Currently working with Dr. Chandra Srinivasan as her mentor, Cynthia Bach is studying free radical mediated stress (interplay between metals and oxidative stress)—specifically with divalent manganese in the model organism, Caenorhabditis elegans. Organisms have many enzymes and small molecules that provide antioxidant defense through the counteraction of the detrimental effects of reactive oxygen species.  Although the mechanism through which it operates is still not clearly understood, ionic manganese has been shown to provide antioxidant-like effects in many organisms, including bacteria, yeast, and C. elegans. Stress response genes, such as superoxide dismutase (SOD), heat shock protein, and catalase are upregulated by the daf-16 forkhead transcription factor.  Therefore, it is hypothesized that Mn(II) exhibits its antioxidant-like properties through the activation of the Daf-16 transcription factor, which regulates expression of  genes that respond to oxidative stress in cells. Cynthia is currently studying the effects of manganese on gene expression in response to heat shock and oxidative stress and is also looking at upstream and downstream targets of the daf-16 transcription factor in hopes of further understanding stress response in C. elegans and the mechanisms through which Mn(II) exerts its antioxidant-like properties.

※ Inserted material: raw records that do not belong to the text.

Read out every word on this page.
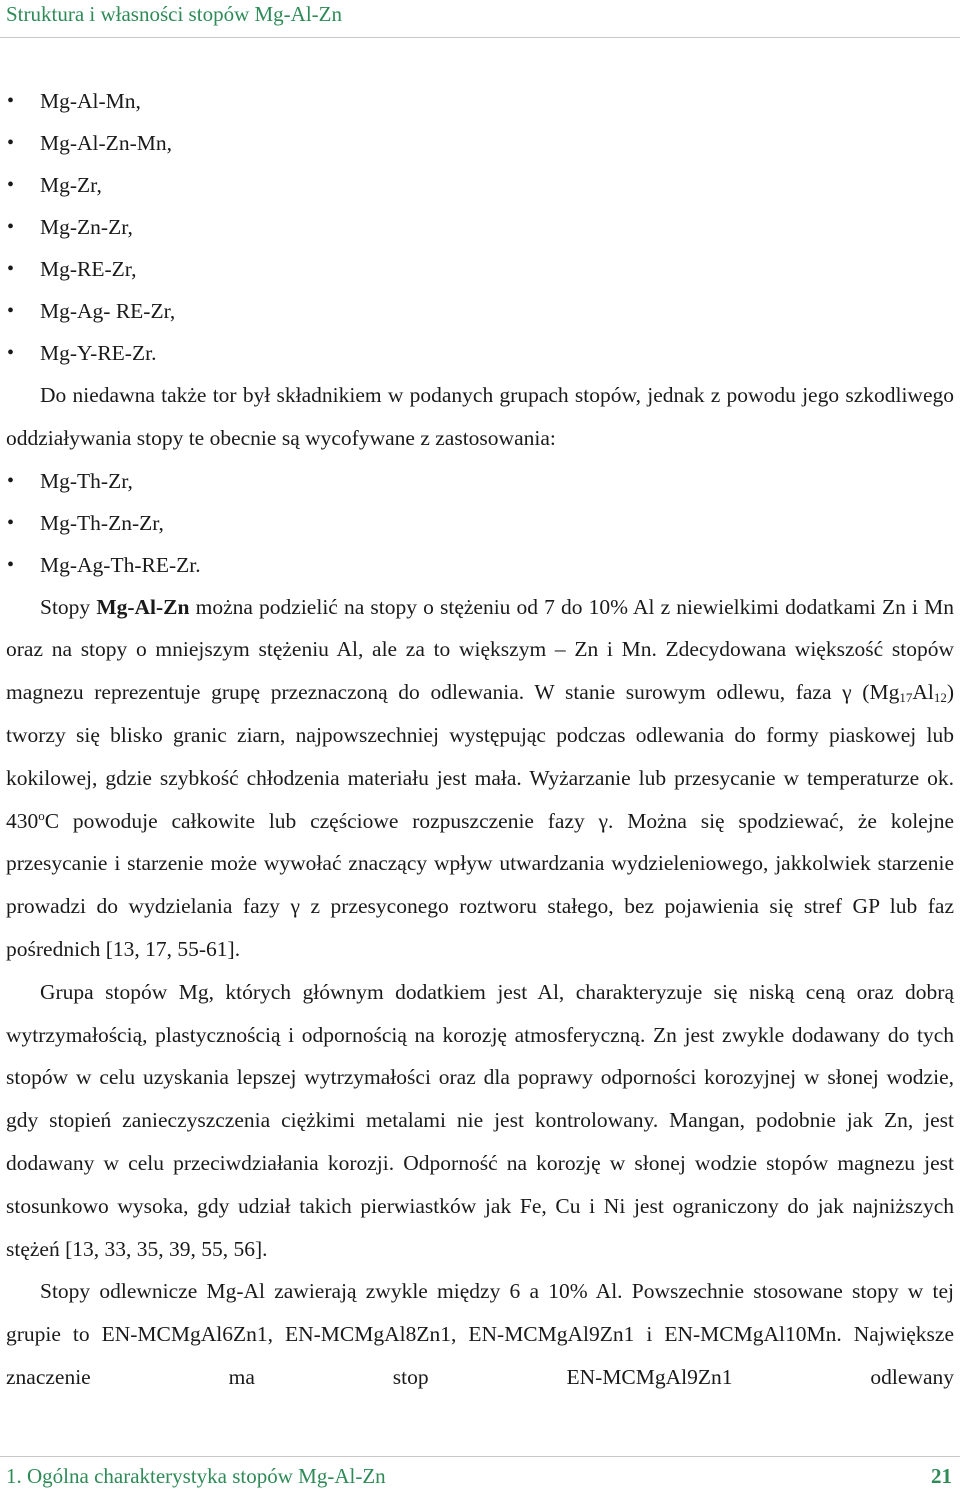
Struktura i własności stopów Mg-Al-Zn
• Mg-Al-Mn,
• Mg-Al-Zn-Mn,
• Mg-Zr,
• Mg-Zn-Zr,
• Mg-RE-Zr,
• Mg-Ag- RE-Zr,
• Mg-Y-RE-Zr.

Do niedawna także tor był składnikiem w podanych grupach stopów, jednak z powodu jego szkodliwego oddziaływania stopy te obecnie są wycofywane z zastosowania:

• Mg-Th-Zr,
• Mg-Th-Zn-Zr,
• Mg-Ag-Th-RE-Zr.

Stopy Mg-Al-Zn można podzielić na stopy o stężeniu od 7 do 10% Al z niewielkimi dodatkami Zn i Mn oraz na stopy o mniejszym stężeniu Al, ale za to większym – Zn i Mn. Zdecydowana większość stopów magnezu reprezentuje grupę przeznaczoną do odlewania. W stanie surowym odlewu, faza γ $(Mg_{17}Al_{12})$ tworzy się blisko granic ziarn, najpowszechniej występując podczas odlewania do formy piaskowej lub kokilowej, gdzie szybkość chłodzenia materiału jest mała. Wyżarzanie lub przesycanie w temperaturze ok. 430$^o$C powoduje całkowite lub częściowe rozpuszczenie fazy γ. Można się spodziewać, że kolejne przesycanie i starzenie może wywołać znaczący wpływ utwardzania wydzieleniowego, jakkolwiek starzenie prowadzi do wydzielania fazy γ z przesyconego roztworu stałego, bez pojawienia się stref GP lub faz pośrednich [13, 17, 55-61].

Grupa stopów Mg, których głównym dodatkiem jest Al, charakteryzuje się niską ceną oraz dobrą wytrzymałością, plastycznością i odpornością na korozję atmosferyczną. Zn jest zwykle dodawany do tych stopów w celu uzyskania lepszej wytrzymałości oraz dla poprawy odporności korozyjnej w słonej wodzie, gdy stopień zanieczyszczenia ciężkimi metalami nie jest kontrolowany. Mangan, podobnie jak Zn, jest dodawany w celu przeciwdziałania korozji. Odporność na korozję w słonej wodzie stopów magnezu jest stosunkowo wysoka, gdy udział takich pierwiastków jak Fe, Cu i Ni jest ograniczony do jak najniższych stężeń [13, 33, 35, 39, 55, 56].

Stopy odlewnicze Mg-Al zawierają zwykle między 6 a 10% Al. Powszechnie stosowane stopy w tej grupie to EN-MCMgAl6Zn1, EN-MCMgAl8Zn1, EN-MCMgAl9Zn1 i EN-MCMgAl10Mn. Największe znaczenie ma stop EN-MCMgAl9Zn1 odlewany

1. Ogólna charakterystyka stopów Mg-Al-Zn	21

Cynthia is actively involved on the CSUF campus. She has been on the committee for the Cal State Fullerton Relay for Life for the past two years, working with the American Cancer Society to help raise funds and awareness for cancer research. She has also been involved in the on-campus organization, "Colleges Against Cancer", and will be the president of this club in Fall 2010. Cynthia is a member of the University's Honors Program and has continually been on the Dean's list for the College of Natural Science and Mathematics.

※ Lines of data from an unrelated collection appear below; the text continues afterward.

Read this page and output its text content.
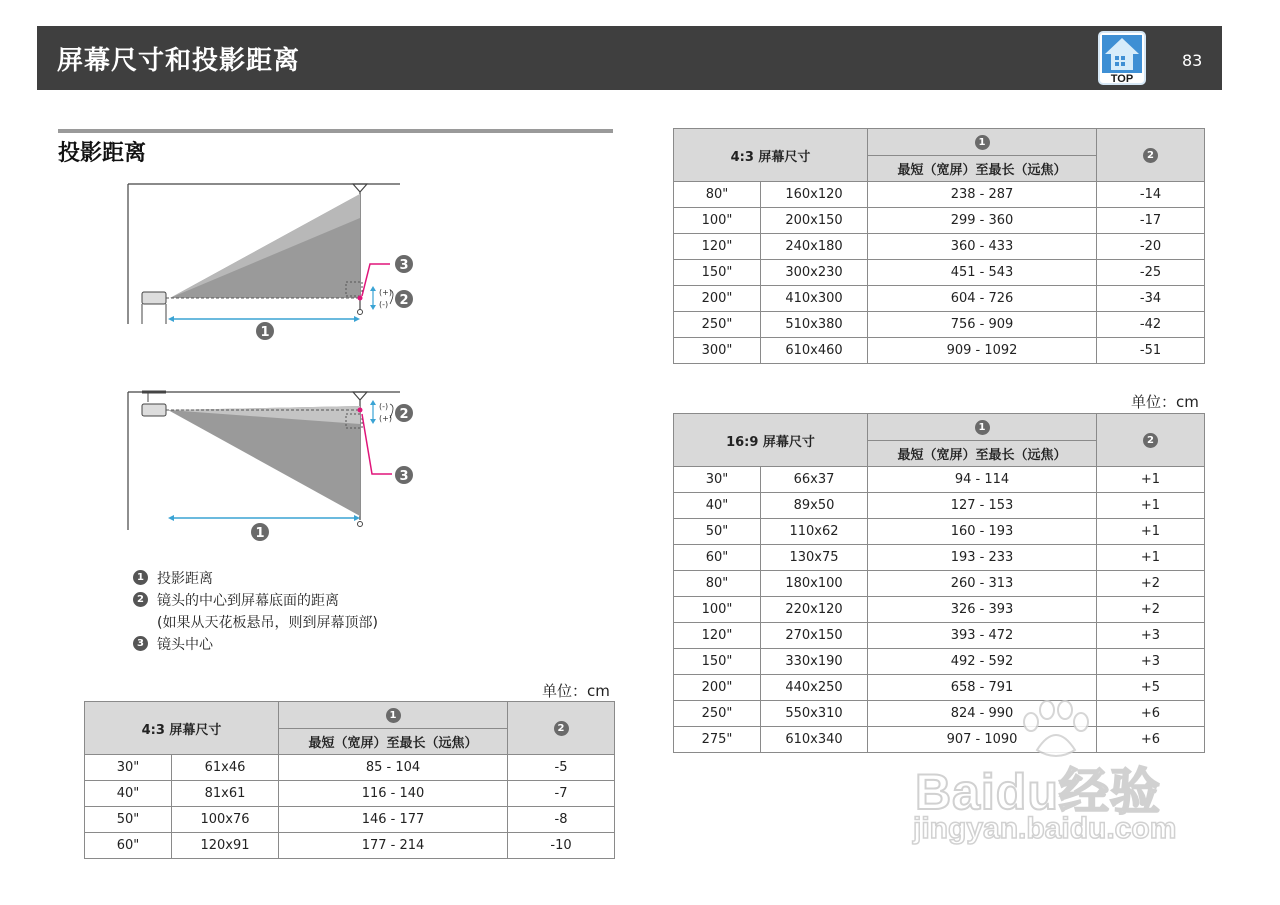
屏幕尺寸和投影距离
TOP
83
投影距离
(+)
(-)
3
2
1
(-)
(+) 2
3
1
1 投影距离
2 镜头的中心到屏幕底面的距离
(如果从天花板悬吊，则到屏幕顶部)
3 镜头中心
单位：cm
单位：cm
4:3 屏幕尺寸		1	2
		最短（宽屏）至最长（远焦）	
30"	61x46	85 - 104	-5
40"	81x61	116 - 140	-7
50"	100x76	146 - 177	-8
60"	120x91	177 - 214	-10
4:3 屏幕尺寸		1	2
		最短（宽屏）至最长（远焦）	
80"	160x120	238 - 287	-14
100"	200x150	299 - 360	-17
120"	240x180	360 - 433	-20
150"	300x230	451 - 543	-25
200"	410x300	604 - 726	-34
250"	510x380	756 - 909	-42
300"	610x460	909 - 1092	-51
16:9 屏幕尺寸		1	2
		最短（宽屏）至最长（远焦）	
30"	66x37	94 - 114	+1
40"	89x50	127 - 153	+1
50"	110x62	160 - 193	+1
60"	130x75	193 - 233	+1
80"	180x100	260 - 313	+2
100"	220x120	326 - 393	+2
120"	270x150	393 - 472	+3
150"	330x190	492 - 592	+3
200"	440x250	658 - 791	+5
250"	550x310	824 - 990	+6
275"	610x340	907 - 1090	+6
Baidu经验
jingyan.baidu.com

She has also had other research experience, participating in a Research Experiences for Undergraduates (REU) program at Washington State University and Kyushu University in Japan, in the summer of 2009. She is working on collaborative project at UCLA for the summer of 2010. As a biological science major and chemistry minor, Cynthia hopes to obtain a PharmD/PhD degree. She would like to pursue a career in pharmacy and is interested in pharmacology.

Cynthia is starting her second year in the HHMI program and will be graduating in the spring of 2011.

The HHMI program is a great opportunity to obtain undergraduate research experience and provides a nurturing environment where students are able to learn hands-on, become more disciplined in the sciences, and network with other students that have common career interests.